Nitrosation of ketones: clear evidence for the involvement of the enol tautomers

Abstract

Nitrosation of acetone and ethyl methyl ketone in the presence of a fairly high concentration of Cl^–, Br^–, or SCN^– is first-order in [ketone] and [H⁺] and zero-order in [HNO₂] and [Cl^–], [Br^–], and [SCN^–]. This demonstrates that reaction occurs by nitrosation of the enol form of the ketone, and that under these conditions, enolisation is rate-limiting. The measured rate constant for enolisation in the nitrosation experiments is in excellent agreement with that obtained earlier for halogenation and for hydrogen-exchange reactions. The same behaviour occurs with 1,3-dichloroacetone, except that here the enolisation is not acid-catalysed–again this agrees with the bromination work.
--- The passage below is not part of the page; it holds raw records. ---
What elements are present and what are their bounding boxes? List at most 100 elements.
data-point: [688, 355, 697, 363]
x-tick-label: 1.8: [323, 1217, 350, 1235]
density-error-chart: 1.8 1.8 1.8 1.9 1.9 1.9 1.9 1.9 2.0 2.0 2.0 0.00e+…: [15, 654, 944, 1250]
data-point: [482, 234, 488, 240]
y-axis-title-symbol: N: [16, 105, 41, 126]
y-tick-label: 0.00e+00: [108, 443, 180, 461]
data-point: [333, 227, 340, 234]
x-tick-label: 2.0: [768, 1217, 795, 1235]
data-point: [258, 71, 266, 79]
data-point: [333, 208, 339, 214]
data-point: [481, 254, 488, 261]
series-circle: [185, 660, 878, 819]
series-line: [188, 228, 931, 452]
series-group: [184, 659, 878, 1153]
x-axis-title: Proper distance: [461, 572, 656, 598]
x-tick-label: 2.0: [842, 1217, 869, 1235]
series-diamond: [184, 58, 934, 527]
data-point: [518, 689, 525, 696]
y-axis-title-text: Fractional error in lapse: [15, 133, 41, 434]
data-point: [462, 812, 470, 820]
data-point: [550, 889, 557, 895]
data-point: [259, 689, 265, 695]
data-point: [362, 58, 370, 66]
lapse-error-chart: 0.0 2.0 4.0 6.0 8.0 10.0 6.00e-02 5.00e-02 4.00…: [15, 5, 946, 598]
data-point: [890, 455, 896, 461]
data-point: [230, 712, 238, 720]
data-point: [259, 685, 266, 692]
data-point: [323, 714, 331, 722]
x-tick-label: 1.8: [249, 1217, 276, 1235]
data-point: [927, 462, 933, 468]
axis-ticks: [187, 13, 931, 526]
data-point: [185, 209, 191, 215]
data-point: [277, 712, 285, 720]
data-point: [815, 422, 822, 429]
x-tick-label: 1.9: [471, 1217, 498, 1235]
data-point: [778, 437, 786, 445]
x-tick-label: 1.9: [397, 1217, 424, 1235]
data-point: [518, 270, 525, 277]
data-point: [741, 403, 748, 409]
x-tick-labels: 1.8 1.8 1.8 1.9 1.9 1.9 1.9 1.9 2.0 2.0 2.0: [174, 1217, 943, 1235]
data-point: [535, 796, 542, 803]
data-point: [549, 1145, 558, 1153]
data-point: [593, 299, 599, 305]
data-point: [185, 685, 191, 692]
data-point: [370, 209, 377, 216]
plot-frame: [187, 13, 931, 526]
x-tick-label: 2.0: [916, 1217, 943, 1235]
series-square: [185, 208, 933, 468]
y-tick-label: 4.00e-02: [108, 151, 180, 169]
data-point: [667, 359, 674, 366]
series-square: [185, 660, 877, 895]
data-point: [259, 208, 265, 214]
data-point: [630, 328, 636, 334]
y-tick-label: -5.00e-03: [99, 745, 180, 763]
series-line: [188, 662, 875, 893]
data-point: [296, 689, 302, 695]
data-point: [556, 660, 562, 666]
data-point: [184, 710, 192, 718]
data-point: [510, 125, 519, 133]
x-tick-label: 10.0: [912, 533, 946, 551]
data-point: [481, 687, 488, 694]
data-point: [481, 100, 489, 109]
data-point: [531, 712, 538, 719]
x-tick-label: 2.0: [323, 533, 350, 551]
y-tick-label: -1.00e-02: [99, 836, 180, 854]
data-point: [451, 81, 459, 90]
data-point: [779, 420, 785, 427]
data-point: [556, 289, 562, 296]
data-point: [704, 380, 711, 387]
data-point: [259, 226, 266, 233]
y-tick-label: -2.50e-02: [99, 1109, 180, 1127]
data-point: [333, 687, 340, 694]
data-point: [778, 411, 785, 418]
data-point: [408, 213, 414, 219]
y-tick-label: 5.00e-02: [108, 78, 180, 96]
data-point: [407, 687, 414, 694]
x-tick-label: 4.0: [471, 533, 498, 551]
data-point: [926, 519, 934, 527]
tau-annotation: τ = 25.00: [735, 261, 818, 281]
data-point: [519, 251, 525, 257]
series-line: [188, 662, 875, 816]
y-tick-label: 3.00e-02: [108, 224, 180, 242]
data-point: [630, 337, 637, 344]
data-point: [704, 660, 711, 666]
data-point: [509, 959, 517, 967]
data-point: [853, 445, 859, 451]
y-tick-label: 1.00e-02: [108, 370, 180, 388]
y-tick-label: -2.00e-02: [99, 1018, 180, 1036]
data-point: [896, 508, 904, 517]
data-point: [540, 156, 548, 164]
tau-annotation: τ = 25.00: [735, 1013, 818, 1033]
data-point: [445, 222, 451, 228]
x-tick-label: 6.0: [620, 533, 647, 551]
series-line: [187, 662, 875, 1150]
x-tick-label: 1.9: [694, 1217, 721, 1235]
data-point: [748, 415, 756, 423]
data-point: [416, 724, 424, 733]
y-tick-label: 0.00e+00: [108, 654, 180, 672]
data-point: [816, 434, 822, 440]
With lower concentrations of added nucleophiles, for all four ketones, the rate equation includes terms first-order in [HNO₂] and also in [Cl^–] or [Br^–], showing that the reaction of the enol with the nitrosating species is now rate-limiting. There is a very close analogy with the kinetic behaviour found in the halogenation of ketones. Analysis of the kinetic data reveals the reactivity sequence NOCl > NOBr > NOSCN (well known in N-nitrosation), and the reactivity of the enols is as expected for electrophilic addition. With acetylacetone, the rate-limiting step is always the reaction of the enol, due in part to the lower reactivity of the enol. In the absence of added nucleophiles, both acetone and ethyl methyl ketone react with N₂O₃, whereas the less-reactive 1,3-dichloro-acetone and acetylacetone react preferentially with H₂NO₂⁺ or NO⁺—a similar trend occurs in N-nitrosation of amines.